With over three decades of experience in design, branding, and fine arts, Dr. Silvia Pease is designer, theorist, educator, and entrepreneur; founder of international design studios Pease Design; Carregal Pease, and 1231 org. As a creative director of multi-disciplinary design firms, Pease strategically positioned and designed the newsstand covers for Selecciones Reader’s Digest worldwide. Her creative portfolio of multicultural projects includes Guggenheim Partners; Publicitas; Mc. Donald Foundation; American Express Latinoamérica; Lufthansa Cargo; Corpevents, Varta Batteries, Mercedes Benz Fashion Show, Pinta Art Fair, among others. In 2010, Pease was the Senior Vice President for Reel Code Media Technologies branding and positioning Augmented Reality Apps. Currently, at her studio 1231, Pease leads selected projects from interactive mobile to print media to integrated branding systems. Pease’s designs were published in Fresh Ideas in Letterhead Design by Rockport and PRINT magazine. She has received two gold awards and a silver award from The American Institute of Graphic Arts (AIGA).
She was a fellowship recipient and holds a PhD in Philosophy, Aesthetics, and Art Theory from IDSVA; a master’s in Multimedia Design from the University of Miami, and a Bachelor of Arts in Graphic design and Art History from the University of Miami.
research interests
Pease’s research lies at the intersections of design philosophy, the philosophy of aesthetics, politics, gender, and Latin America to identify how visual plasticity serves to represent interests and reshape identities.
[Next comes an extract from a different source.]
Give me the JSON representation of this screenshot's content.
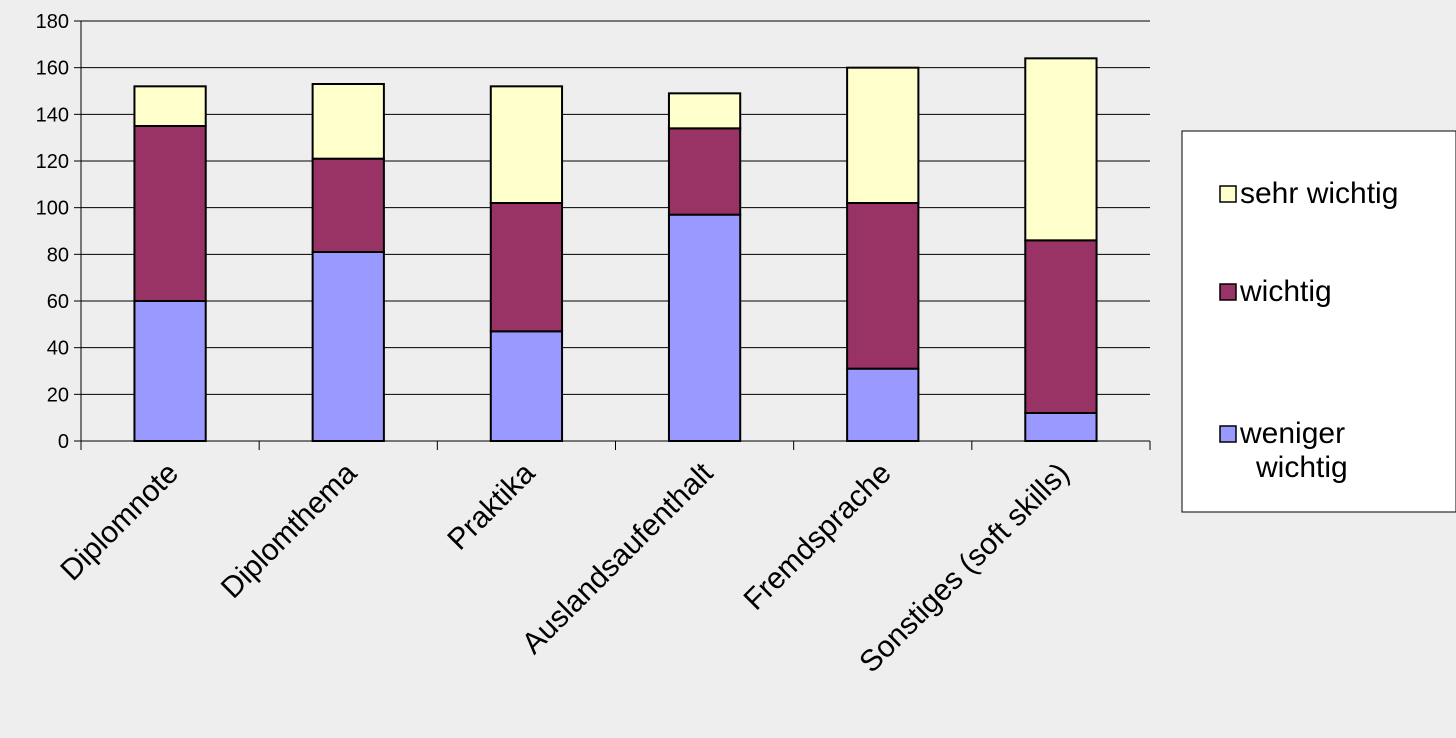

She discusses this research on the politics of visual representation and design philosophy in a variety of scholarly papers, public outlets, and in her academic practice at Florida International University.
Dissertation: Mujer Visible. Re-thinking Mass Produced and Mass-embodied Argentine Art, considers a combined methodology of narrative and hermeneutic phenomenological inquiry on how popular mass-produced and mass-embodied artworks authored by women, in Argentina 1940s until the present day, facilitate slippages on visibility as an ongoing process of becoming a “Mujer Visible’ (Visible Woman).